The $1.43 billion AIDS Drug Assistance Program was in
relatively good shape in 2007. For the first time ever, none of the states had
waiting lists of patients for their individually run programs, though that
lasted just a month and Montana currently has six people on its list.
The annual report on ADAP was prepared by the Kaiser Family
Foundation and the National Alliance of State and Territorial AIDS Directors
and released at a briefing in Washington, D.C. Tuesday, April 8.
"The ADAP safety net was initially started as an
emergency measure to help states pay for medications but it has become part of
the fabric of the way this nation deals with the AIDS epidemic," said
Kaiser's Diane Rowland.
NASTAD's Julie Scofield said state ADAPs were able to serve
more clients and offer more treatment options in 2007. That is because of
changes in the way that Ryan White CARE Act funds are distributed, a real
increase in supplemental funding, and the one-time impact of switching some patients
to Medicare Part D programs.
A year ago the South Carolina ADAP program was in crisis
with a waiting list of almost 600 patients.
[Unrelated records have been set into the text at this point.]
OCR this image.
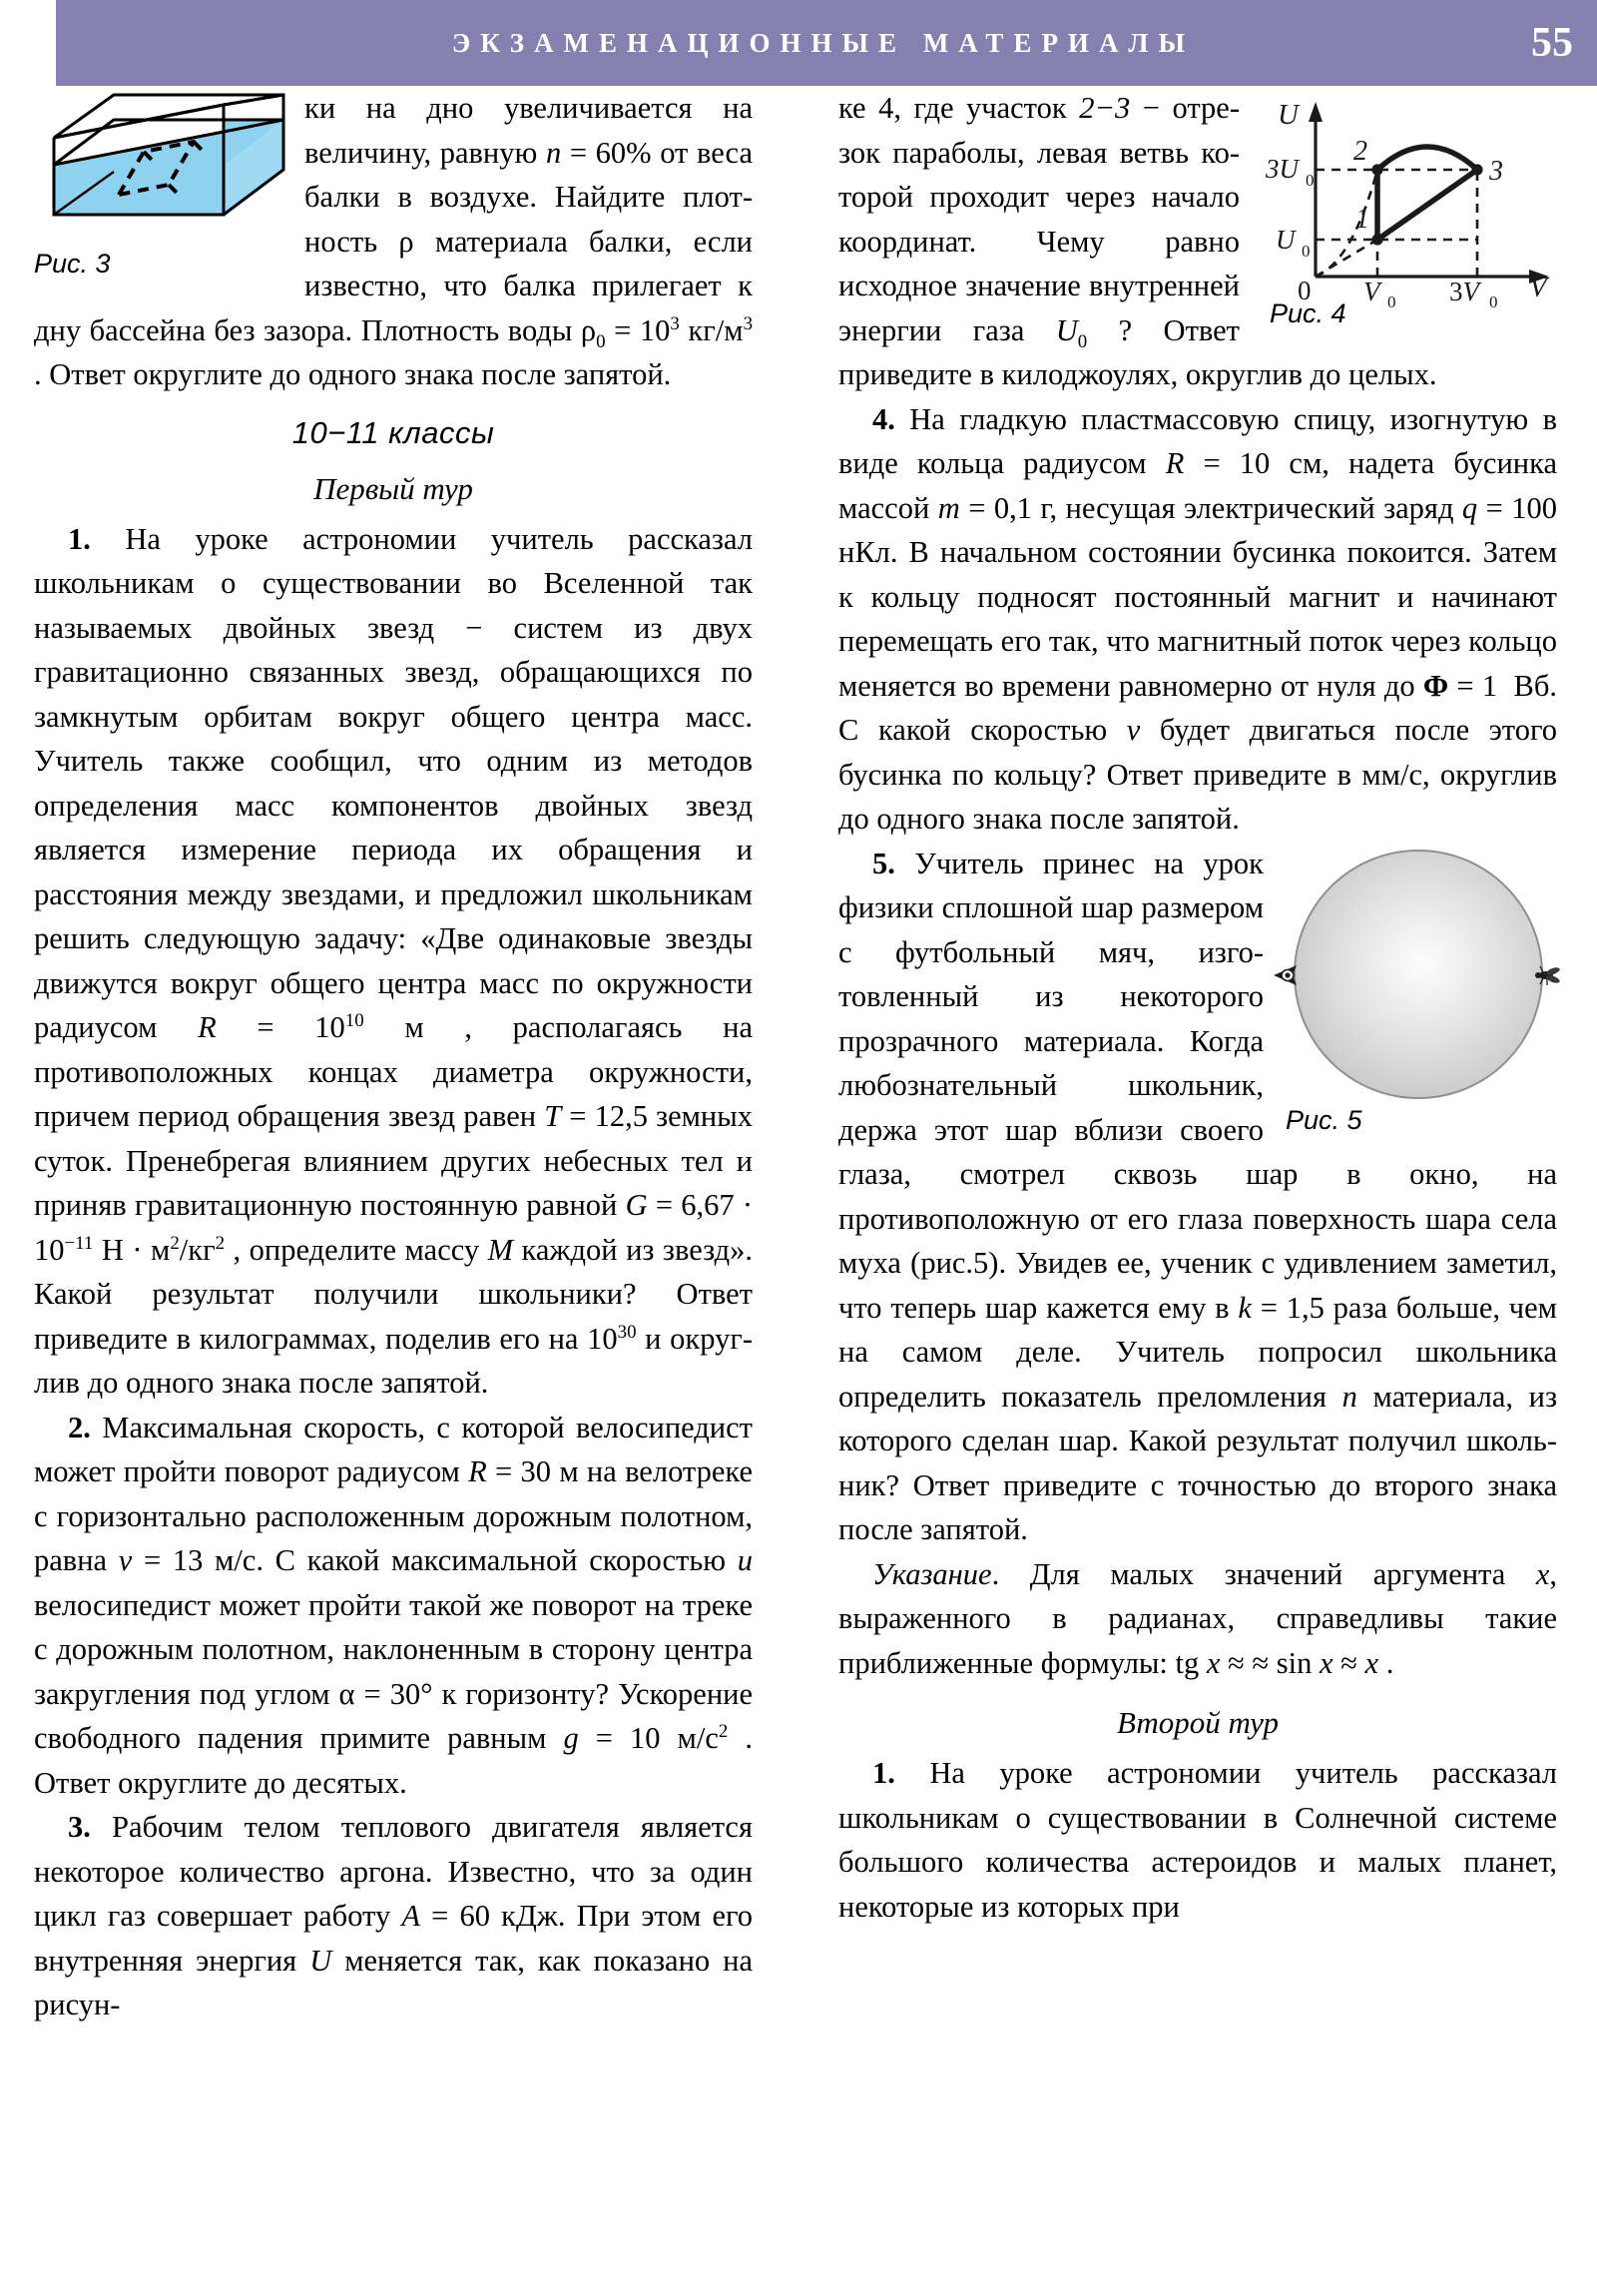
ЭКЗАМЕНАЦИОННЫЕ МАТЕРИАЛЫ	55
Рис. 3

ки на дно увеличивается на величину, равную n = 60% от веса балки в воздухе. Найдите плотность ρ материала балки, если известно, что балка прилегает к дну бассейна без зазора. Плотность воды $\rho_0 = 10^3$ $кг/м^3$ . Ответ округлите до одного знака после запятой.

10−11 классы
Первый тур

1. На уроке астрономии учитель рассказал школьникам о существовании во Вселенной так называемых двойных звезд − систем из двух гравитационно связанных звезд, обращающихся по замкнутым орбитам вокруг общего центра масс. Учитель также сообщил, что одним из методов определения масс компонентов двойных звезд является измерение периода их обращения и расстояния между звездами, и предложил школьникам решить следующую задачу: «Две одинаковые звезды движутся вокруг общего центра масс по окружности радиусом $R = 10^{10}$ м , располагаясь на противоположных концах диаметра окружности, причем период обращения звезд равен T = 12,5 земных суток. Пренебрегая влиянием других небесных тел и приняв гравитационную постоянную равной $G = 6,67 \cdot 10^{-11}$ $Н \cdot м^2/кг^2$ , определите массу M каждой из звезд». Какой результат получили школьники? Ответ приведите в килограммах, поделив его на $10^{30}$ и округлив до одного знака после запятой.

2. Максимальная скорость, с которой велосипедист может пройти поворот радиусом R = 30 м на велотреке с горизонтально расположенным дорожным полотном, равна v = 13 м/с. С какой максимальной скоростью u велосипедист может пройти такой же поворот на треке с дорожным полотном, наклоненным в сторону центра закругления под углом α = 30° к горизонту? Ускорение свободного падения примите равным g = 10 $м/с^2$ . Ответ округлите до десятых.

3. Рабочим телом теплового двигателя является некоторое количество аргона. Известно, что за один цикл газ совершает работу A = 60 кДж. При этом его внутренняя энергия U меняется так, как показано на рисун-

U
V
3U 0
U 0
0 V 0 3V 0
1
2
3
Рис. 4

ке 4, где участок 2−3 − отрезок параболы, левая ветвь которой проходит через начало координат. Чему равно исходное значение внутренней энергии газа $U_0$ ? Ответ приведите в килоджоулях, округлив до целых.

4. На гладкую пластмассовую спицу, изогнутую в виде кольца радиусом R = 10 см, надета бусинка массой m = 0,1 г, несущая электрический заряд q = 100 нКл. В начальном состоянии бусинка покоится. Затем к кольцу подносят постоянный магнит и начинают перемещать его так, что магнитный поток через кольцо меняется во времени равномерно от нуля до Φ = 1  Вб. С какой скоростью v будет двигаться после этого бусинка по кольцу? Ответ приведите в мм/с, округлив до одного знака после запятой.

Рис. 5

5. Учитель принес на урок физики сплошной шар размером с футбольный мяч, изготовленный из некоторого прозрачного материала. Когда любознательный школьник, держа этот шар вблизи своего глаза, смотрел сквозь шар в окно, на противоположную от его глаза поверхность шара села муха (рис.5). Увидев ее, ученик с удивлением заметил, что теперь шар кажется ему в k = 1,5 раза больше, чем на самом деле. Учитель попросил школьника определить показатель преломления n материала, из которого сделан шар. Какой результат получил школьник? Ответ приведите с точностью до второго знака после запятой.

Указание. Для малых значений аргумента x, выраженного в радианах, справедливы такие приближенные формулы: tg x ≈ ≈ sin x ≈ x .

Второй тур

1. На уроке астрономии учитель рассказал школьникам о существовании в Солнечной системе большого количества астероидов и малых планет, некоторые из которых при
Local services organizations
organized and brought public pressure to bear on the legislature, said Noreen
O'Donnell, who administers the program.
The legislature responded by increasing its contribution to
ADAP from $500,000 to $3.5 million. An additional $1 million was reprogrammed
from other areas supported by Ryan White CARE Act funds. The waiting list
disappeared.
Some states have found that picking up health insurance
coverage for their clients with HIV can be a cost-effective move. But other
smaller states simply do not have the administrative capacity to deal with the
variety of insurance procedures and payments needed to implement that type of
activity.
Under the reauthorized Ryan White program, state drug
formularies must include at least one drug in each of the six classes of
antiretroviral drugs used to treat HIV. All have met that requirement and have
added the two new classes of drugs approved in 2007. Most states offer all of
the drugs that the Food and Drug Administration has approved for treating the
virus.
Despite the rosy report, the road ahead for ADAP is likely
to have potholes. Two demographic factors are at work.
Estimates are that at least a quarter of those infected with
HIV do not know it. The Centers for Disease Control and Prevention is rolling
out programs to increase testing so that more people learn their status, and
that will increase the demand for services, including ADAP.
Most Americans get their health insurance through the
workplace. Rising unemployment means that more will losing that coverage and
will be seeking help through government programs. And, the deteriorating
economy means less tax revenue for state and the federal governments, crimping
expenditures even further.
Douglas Morgan, who directs Ryan White programs at the U.S.
Department of Health and Human Services, expressed concern about having
sufficient numbers of adequately trained physicians to prescribe the often
complex regimens needed to treat HIV. The shortages reflect broader trends in
providing medical care in rural areas and in public health specialties.
NASTAD's Murray Penner said, "Because of our fractured health care system,
people are relying on [Ryan White programs] as their care," not as the
stopgap program it was intended to be.
Congress seems likely to address overall health care reform
in 2009. The final shape of those changes likely will have a significant impact
on whether Ryan White continues to exist as a separate program or whether some
or all of its functions are rolled into that reform package.